Factbook > Countries > Guernsey > Government

Judicial branch: highest resident court(s): Guernsey Court of Appeal (consists of the Bailiff of Guernsey, who is the ex-officio president of the Guernsey Court of Appeal, and at least 12 judges); Royal Court (organized into 3 divisions - Full Court sits with 1 judge and 7 to 12 jurats acting as judges of fact, Ordinary Court sits with 1 judge and normally 3 jurats, and Matrimonial Causes Division sits with 1 judge and 4 jurats); note - appeals beyond Guernsey courts are heard by the Judicial Committee of the Privy Council (in London)

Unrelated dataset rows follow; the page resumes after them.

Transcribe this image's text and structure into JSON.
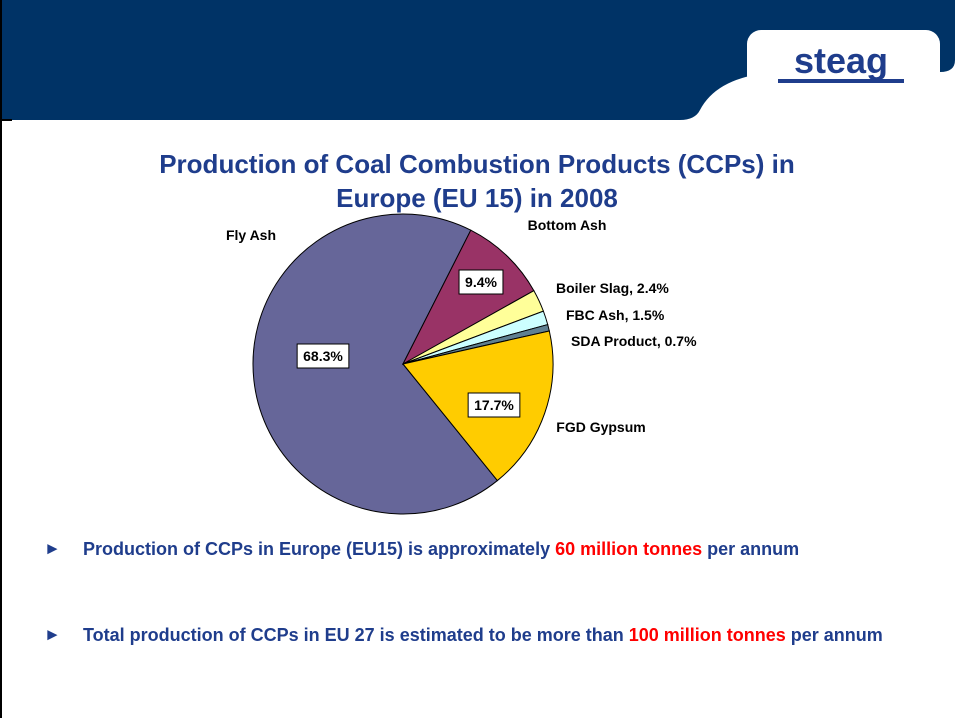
{
  "logo": "steag",
  "chart_data": {
    "type": "pie",
    "title": [
      "Production of Coal Combustion Products (CCPs) in",
      "Europe (EU 15) in 2008"
    ],
    "categories": [
      "Fly Ash",
      "Bottom Ash",
      "Boiler Slag",
      "FBC Ash",
      "SDA Product",
      "FGD Gypsum"
    ],
    "values": [
      68.3,
      9.4,
      2.4,
      1.5,
      0.7,
      17.7
    ],
    "value_labels": [
      "68.3%",
      "9.4%",
      "2.4%",
      "1.5%",
      "0.7%",
      "17.7%"
    ],
    "label_separator": ", ",
    "colors": [
      "#666699",
      "#993366",
      "#ffff99",
      "#ccffff",
      "#5f8091",
      "#ffcc00"
    ]
  },
  "bullets": [
    {
      "marker": "►",
      "before": "Production of CCPs in Europe (EU15) is approximately ",
      "highlight": "60 million tonnes",
      "after": " per annum"
    },
    {
      "marker": "►",
      "before": "Total production of CCPs in EU 27 is estimated to be more than ",
      "highlight": "100 million tonnes",
      "after": " per annum"
    }
  ]
}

judge selection and term of office: Royal Court Bailiff, Deputy Bailiff, and Court of Appeal justices appointed by the British Crown and hold office at Her Majesty's pleasure; jurats elected by the States of Election, a body chaired by the Bailiff and a number of jurats
subordinate courts: Court of Alderney; Court of the Seneschal of Sark; Magistrate's Court (includes Juvenile Court); Contracts Court; Ecclesiastical Court; Court of Chief Pleas

Definition: This entry includes three subfields. The highest court(s) subfield includes the name(s) of a country's highest level court(s), the number and titles of the judges, and the types of cases heard by the court, which commonly are based on civil, criminal, administrative, and constitutional law. A number of countries have separate constitutional courts. The judge selection and term of office subfield includes the organizations and associated officials responsible for nominating and appointing judges, and a brief description of the process. The selection process can be indicative of the independence of a country's court system from other branches of its government. Also included in this subfield are judges' tenures, which can range from a few years, to a specified retirement age, to lifelong appointments. The subordinate courts subfield lists the courts lower in the hierarchy of a country's court system. A few countries with federal-style governments, such as Brazil, Canada, and the US, in addition to their federal court, have separate state- or province-level court systems, though generally the two systems interact.